When it came to predicting future residual values (RV) CAP has had few, if any, rivals in the UK. Its data has become a benchmark by which future prices are predicted, and the prices that are eventually realised are measured. This near monopoly on RV forecasting has just come under pressure from a recently launched product from trade valuations company Glass’s, which aims to deliver a more accurate and transparent model to the market
Glass’s, part of the EurotaxGlass’s group and with over 80 years of providing current prices to the motor trade, has launched GlassForecast to rival the current products of CAP. Speaking to Motor Finance, Glass’s said it launched GlassForecast in response to demand from the industry.
Dan Parnell, head of fleet and finance at Glass’s said the industry had been "crying out" for Glass’s to provide an opinion on residual values, and to provide more competition in the marketplace.
Parnell referred to the comments of Matt Sutherland, chief operating officer of Alphabet, who called GlassForecast a "very welcome addition to the marketplace".
Although Glass’s previously offered a limited forecasting model, it had not provided one with a comprehensive methodology similar in scale to that of CAP.
Parnell said to Motor Finance that Glass’s forecast would be more rigorous in its methodology than the previous offering.
The new product has added transparency in the way it provides the residual values and also used more of Glass’s expertise to increase the accuracy of the forecasts.
The methodology used starts with a smoothed current value. According to Parnell: "We are aware that trade values can be influenced by short-term supply and demand type movements and shifts, so actually you need to know when to trust the data and you also need to give that some real world experience as well, which is what we do."
Parnell said certain elements of depreciation analysis would benefit specifically. "We don’t take a single month’s transactions, we take six months of retail information," said Parnell. "Then we give it a weighting system and apply an average over the course of the vehicle’s life to take out things like plate effect and seasonality, which can dramatically change a vehicle’s valuation. We make sure it has a stable footing for forecasting."
What sets the product apart from CAP’s, claimed Glass’s, was the company’s approach to the depreciation curve of vehicles.
The product is claimed to take account of seasonality and number plate changes effects on the curve. Rather than looking at the curve in 12 equal blocks, the major steps of the twice-yearly UK number plate change and the effects of seasons on the values of vehicles such as convertibles will be built into the forecasts.
Parnell said: "We’re delivering brand new intelligence into the marketplace that it hadn’t had previously in a data format,
"If you are using data at the moment which only goes up in six-months intervals and you are drawing a straight line between that, or your data supplier is doing a straight line calculation, it can’t possibly be accurate because real life depreciation doesn’t work that way."
The product therefore will aim to be able to tell finance companies the residual value of a car accurate to the month of term-end taking into account major events that may happen just days or weeks before the vehicle is returned.
Black Swans and other factors
Another area where the product will aim to differ from rival products would be in the way it looks at macroeconomic effects such as interest rate rises and ‘Black Swan’ events. An example given was the collapse of Rover and the effect this had even before the complete failure of the firm. According to the team at Glass’s this is something that can be factored into the forecast rapidly.

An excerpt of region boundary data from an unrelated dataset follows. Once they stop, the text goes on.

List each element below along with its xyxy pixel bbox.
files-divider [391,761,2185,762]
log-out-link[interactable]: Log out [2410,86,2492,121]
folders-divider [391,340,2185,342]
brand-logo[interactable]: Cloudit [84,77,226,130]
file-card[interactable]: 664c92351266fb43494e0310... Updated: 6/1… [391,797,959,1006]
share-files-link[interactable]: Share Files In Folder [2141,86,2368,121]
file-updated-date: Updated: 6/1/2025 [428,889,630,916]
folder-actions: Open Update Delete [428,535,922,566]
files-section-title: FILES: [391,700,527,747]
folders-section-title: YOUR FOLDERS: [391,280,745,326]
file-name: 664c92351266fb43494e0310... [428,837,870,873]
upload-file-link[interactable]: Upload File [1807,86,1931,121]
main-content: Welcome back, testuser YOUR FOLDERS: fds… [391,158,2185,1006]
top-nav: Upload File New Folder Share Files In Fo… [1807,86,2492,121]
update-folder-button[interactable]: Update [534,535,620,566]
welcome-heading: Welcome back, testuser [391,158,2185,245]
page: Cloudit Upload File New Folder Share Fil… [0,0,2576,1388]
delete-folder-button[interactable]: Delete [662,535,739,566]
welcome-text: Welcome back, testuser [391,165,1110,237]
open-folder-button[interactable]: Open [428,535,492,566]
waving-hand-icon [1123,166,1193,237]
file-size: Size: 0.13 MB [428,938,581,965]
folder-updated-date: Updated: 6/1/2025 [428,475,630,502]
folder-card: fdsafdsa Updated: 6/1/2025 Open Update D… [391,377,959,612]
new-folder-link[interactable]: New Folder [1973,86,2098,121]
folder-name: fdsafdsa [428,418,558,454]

The source of this data was the network of data providers at Glass’s disposal. According to Parnell there are four million retail and 1.2 million trade ‘observations’ on the market to work from. And as Parnell explained: "The more information they share, the more accurate our trade values become and the better it is for them [the remarketers and finance companies] to be able to take risk and understand it and form a position on it."
Further ‘smoothing’ of data will be handled by the editorial team’s market knowledge, by adding in non-evidential factors which are hard to quantify in pure data.
One example was the level of discount that vehicles are being offered for when new. Another could be knowledge of imminent model facelifts and replacements.
At present the model does not contain options extras data in any detail, but it is something that Glass’s claims is being worked on by the team. The aim has been to identify the options that best suit a model or segment before applying data to all vehicles regardless of buyer’s preferences.
More accurate, more useful
All of the parts of the process involved in developing the RV forecasts Glass’s said would lead to a more accurate forecasting product, one that will be useful to the leasing company before taking on a vehicle, and for the lessor when the vehicle is registered by being better able to predict the real returns and costs of a leasing deal.